Project title: “Novel nanostructured tin based alloys for electronic applications and as electrode materials for Li ion batteries using ionic liquid analogues”

Acronym: NOVTINALBEST

Project type: European project – M-ERA.NET

 

NOVTINALBEST aims at developing novel scientific and technological routes to reach high performance nanostructured Sn alloys coatings from environmentally friendly ionic liquids analogues suitable for electronic applications and as electrode materials for Li ion batteries.

In the last ten years, an increased interest has been focused on the use of the novel ionic liquids based on eutectic mixtures of quaternary ammonium salts (e.g. 2-hydroxy-ethyl-trimethyl ammonium chloride) with hydrogen bond donor species such as amides, glycols or carboxylic acids as novel electrolytes for a large range of metal surface treatments through electrochemical and electroless processes. These media, also known as “deep eutectic solvents (DES)” or “ionic liquid analogues (ILAs)”exhibit good air and water stability, may be easily synthesized at a lower cost. Therefore, the sustainability of the new ionic liquid electrolytes is greatly superior to both current aqueous systems and alternative ionic liquids. Based on previous excellent experimental results, the present project intends to develop several novel nanostructured coatings, respectively: whiskers resistant Sn binary and ternary alloys (e.g. SnCu, Sn-Ni, Sn-Co, Sn-In, Sn-Ag, Sn-Ag-Cu, Sn-Ag-In, Sn-Cu-Ni) with applications in electronics and as nanostructured anodes for Li ion batteries as well. Through a careful selection of IL based electrolyte composition and operating conditions various nano-morphologies could be obtained, which are expected to create interconnects with low electrical resistivity and superior lifetimes against electromigration and stress migration and thus to enable miniaturization of modern microelectronic devices. In addition, the developed nanostructured Sn binary alloys (as continuous films electrodeposited onto a substrate or as one-dimensional materials, such as nanorods/nanowires), including Sn-Cu, Sn-Ni, Sn-Co will be further optimized to be also used as anode materials for Li-ion battery. In the last years, much attention has been devoted to the study of binary tin-alloys (MxSny) as reliable candidates for anodes instead of pure Sn. In these alloys M is an inactive electrochemical matrix vs. Lithium reaction which buffers drastically the volume expansion/contraction during the lithium alloying process. The influence of graphene addition both to stop whiskers growth and to improve the nanostructured Sn based alloy anode performance will be also investigated.

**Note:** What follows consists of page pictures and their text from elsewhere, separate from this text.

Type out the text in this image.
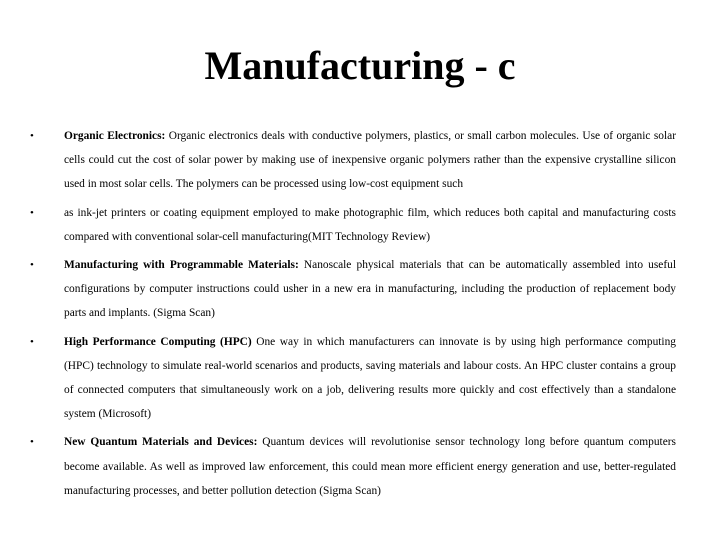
Manufacturing - c
•	Organic Electronics: Organic electronics deals with conductive polymers, plastics, or small carbon molecules. Use of organic solar cells could cut the cost of solar power by making use of inexpensive organic polymers rather than the expensive crystalline silicon used in most solar cells. The polymers can be processed using low-cost equipment such
•	as ink-jet printers or coating equipment employed to make photographic film, which reduces both capital and manufacturing costs compared with conventional solar-cell manufacturing(MIT Technology Review)
•	Manufacturing with Programmable Materials: Nanoscale physical materials that can be automatically assembled into useful configurations by computer instructions could usher in a new era in manufacturing, including the production of replacement body parts and implants. (Sigma Scan)
•	High Performance Computing (HPC) One way in which manufacturers can innovate is by using high performance computing (HPC) technology to simulate real-world scenarios and products, saving materials and labour costs. An HPC cluster contains a group of connected computers that simultaneously work on a job, delivering results more quickly and cost effectively than a standalone system (Microsoft)
•	New Quantum Materials and Devices: Quantum devices will revolutionise sensor technology long before quantum computers become available. As well as improved law enforcement, this could mean more efficient energy generation and use, better-regulated manufacturing processes, and better pollution detection (Sigma Scan)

The present project strongly addresses new environmentally friendly processing routes and new solutions to develop nanostructured coatings with tailored properties through optimization of cathodic reaction. It is expected a significant impact on the development of novel nano-alloys metallic coatings with a large sectorial use besides electronics, including renewable energy, metal finishing and automotive. The main advantage of the development and promotion of the implementation of these new electrolyte media refers not only to the accumulation of new scientific information but also allows the minimization of production costs, of industrial waste quantities, with positive effects on environment and health. The introduction of novel nano-alloys surfaces, less costly, produced in more environmentally friendly conditions or in the absence of more toxic chemical reagents will have a big impact in industry and economy of efforts in waste treatments costs reduction and shortening of manufacturing duration.

National and European industry will benefit from the development of innovative technological applications with less environmental impact that can create novel products with significant improved performance, new metal finishing protocols and technology. In particular the institutions proposing this project will benefit from the work in cutting-edge scientific areas, developing of new methodologies in ionic liquids applications, improving their scientific knowledge to give them a better contribution over industries and to allow the formation of young scientists in a scientific area of great importance.